The first, a lifetime savings account, would allow individuals of any age and any income to contribute up to $7,500 a year. Interest and investment income would accumulate tax-free and withdrawals could be made at any time, for any purpose, without a tax penalty. Permitting tax-free withdrawals distinguishes this account from the current, more specialized, medical or education savings accounts by offering savers immediate, penalty-free liquidity.
The second, a retirement savings account, would be similar to a Roth IRA but much more powerful. Like current IRAs, withdrawals would not be permitted until a certain age is reached. Interest and investment income would grow tax-free and withdrawals would also be tax-exempt. But the new account would more than double the contribution to $7,500 a year, per individual, and has no income caps for eligibility. (Currently, to be eligible for a Roth IRA, joint income cannot exceed $160,000.)
These new accounts make a lot of sense. Right now serious savers are confronted with six vehicles: three types of IRAs and three types of specialized education or medical accounts. Each has different requirements and complicated restrictions. Having only two accounts would vastly simplify things. The old accounts could be converted into the new accounts. And the new accounts permit greater savings since, combined, they would permit individuals to sock away $15,000 a year--a number that will be indexed for inflation. The new accounts are part of the Bush Administration's drive to create an "ownership society" and to help sell the idea of reforming Social Security. The notion is that as Americans become more familiar, and thus comfy, with private accounts for retirement savings, personal Social Security accounts won't be scary.

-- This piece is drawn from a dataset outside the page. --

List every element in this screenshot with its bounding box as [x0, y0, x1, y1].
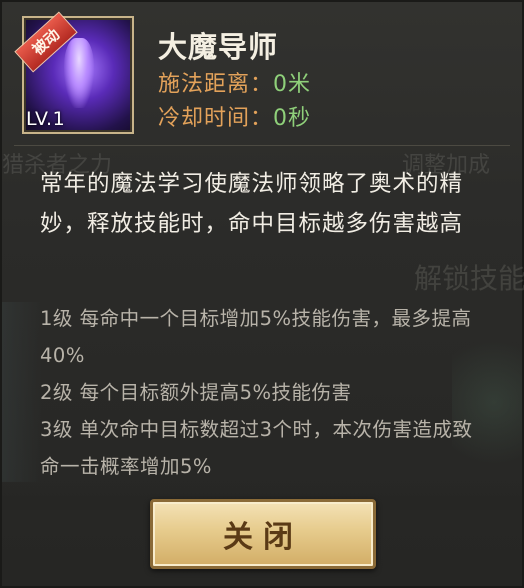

Sure. But we can think of another reason to expand tax-exempt savings. Anytime something is taxed, less of it is produced. Just as taxing labor income (as is done through the income tax) results in less labor being offered, taxing savings results in less saving and investment.
People who save must pay taxes on money in the year it is earned and then year after year on the returns generated by that money. A country that taxes savings will produce less savings and, no surprise, might find itself with a drooping savings rate. At some point, capital formation will suffer and growth will not be as robust as it might have been absent the tax on saving.
On the other hand, if a country removes disincentives to save and invest, people will save and invest more; capital formation will be strong and growth faster. That's why we especially like the fact that there are no income caps on either account. Since the rich have more money to save from disposable income, allowing them to shoot for the rafters would turbocharge the impact.
Taxing savings also weakens the economy by creating distortions and inefficiencies. Under the current regime, people spend vast amounts of time scheming to convert unspent money into nontaxable income and putting billions of dollars into suboptimal tax shelters.
Mr. Bush's plan is far superior to anything the Democratic candidates for his job have offered. Most of their plans are nothing more than disguised income redistribution. North Carolina Senator John Edwards, for example, has suggested the federal government subsidize savings by lower-income families, dollar for dollar, with no breaks for upper-income ones. Mr. Bush's opponents will resort to their usual rhetoric of class warfare, calling the new savings accounts a giveaway to the rich. And, as usual, this critique is bogus. The incontrovertible economic fact is that the higher level of national savings generated by the new accounts will benefit everybody.